We all know how this one goes, so I hope my summary won’t be too tedious. The Declaration of Independence planted a seed—“all men are created equal”—that slowly but surely grew up through the rocky soil of prejudice and self-interest. A provisional list of the moments of great expansion: the Declaration, the Bill of Rights, post-Civil-War amendments, the New Deal, the Civil Rights movement and the end of Jim Crow. Each moment has a first-rate piece of American rhetoric associated with it. The Declaration, obviously, is rhetoric; the Federalist and Anti-Federalist papers preserve an elegant argument over the Constitution and the Bill of Rights; Lincoln’s speeches define, for most, the meaning of the Civil War; Franklin Roosevelt invested the statement “necessitous men are not free men” with a grand authority; and the sermons of Martin Luther King, Jr., made his movement’s moral claims undeniable by way of unforgettable language.

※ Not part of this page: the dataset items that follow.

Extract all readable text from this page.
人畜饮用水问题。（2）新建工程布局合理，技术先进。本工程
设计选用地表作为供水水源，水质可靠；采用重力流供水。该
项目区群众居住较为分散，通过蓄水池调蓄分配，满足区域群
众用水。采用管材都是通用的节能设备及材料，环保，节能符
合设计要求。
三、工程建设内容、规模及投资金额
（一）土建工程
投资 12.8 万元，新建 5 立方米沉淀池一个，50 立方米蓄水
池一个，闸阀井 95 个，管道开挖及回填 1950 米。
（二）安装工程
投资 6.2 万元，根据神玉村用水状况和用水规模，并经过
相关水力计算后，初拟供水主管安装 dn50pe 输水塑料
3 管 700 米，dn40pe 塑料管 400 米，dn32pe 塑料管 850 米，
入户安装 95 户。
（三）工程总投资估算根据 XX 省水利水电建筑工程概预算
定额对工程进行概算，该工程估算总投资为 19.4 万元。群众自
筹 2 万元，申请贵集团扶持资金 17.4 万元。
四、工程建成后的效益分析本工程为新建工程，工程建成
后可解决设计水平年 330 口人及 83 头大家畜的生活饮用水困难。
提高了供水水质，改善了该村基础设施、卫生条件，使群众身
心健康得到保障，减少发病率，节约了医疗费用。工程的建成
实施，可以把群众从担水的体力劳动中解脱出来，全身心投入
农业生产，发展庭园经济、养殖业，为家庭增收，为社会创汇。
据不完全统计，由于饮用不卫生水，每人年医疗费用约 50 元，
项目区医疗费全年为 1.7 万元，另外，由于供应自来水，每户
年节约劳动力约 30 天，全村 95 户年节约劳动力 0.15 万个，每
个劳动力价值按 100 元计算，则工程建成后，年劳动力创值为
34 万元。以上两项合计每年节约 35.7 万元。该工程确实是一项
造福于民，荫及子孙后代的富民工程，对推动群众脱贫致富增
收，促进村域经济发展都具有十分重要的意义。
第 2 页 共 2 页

I think it’s safe to say that, for most everyone in my generation, the New Deal is the only questionable entry in this list. It’s also the key step, since Roosevelt’s justifications made the strong connection between economic equality and political liberty that was the theme of twentieth-century American liberalism. Roosevelt put it very succinctly: “If the average citizen is guaranteed equal opportunity in the polling place, he must have equal opportunity in the market place.” If you can embrace the 1936 speech from which this statement is taken, chances are good that you are a liberal (“progressive”?) in the contemporary American sense of the word.
Any other telling of American history will have to be a counter-narrative to this one. As it has often been observed, we’re all basically liberals here; few people would discard this story completely, or argue that equality should be wholly subordinate to some other good. (Here I can’t resist linking to Austin Bramwell’s argument that legitimacy is the primary political good, though note well that I’m not endorsing it.) Most are content to make some combination of the following objections:
i.) Roosevelt’s definition of equality was wrong: we should be aiming at a different form of equality.
ii.) Roosevelt’s path to equality was wrong: government programs will not get us to where we want to go.
iii.) Roosevelt’s exclusive focus on equality was wrong: we need to balance our egalitarianism with respect for some other good.
I’m not arguing that this is the best way to tell the story of the United States, only that it seems to be the baseline narrative for pretty much everyone. The big question: what does this story leave out? At the very least, we need to include the battle between Andrew Jackson and Nicholas Biddle over the central bank; the political theories of Calhoun, Clay, and Webster; and the New Nationalism/New Freedom debate between Theodore Roosevelt and Woodrow Wilson in the 1912 election. How does the libertarian string these events together?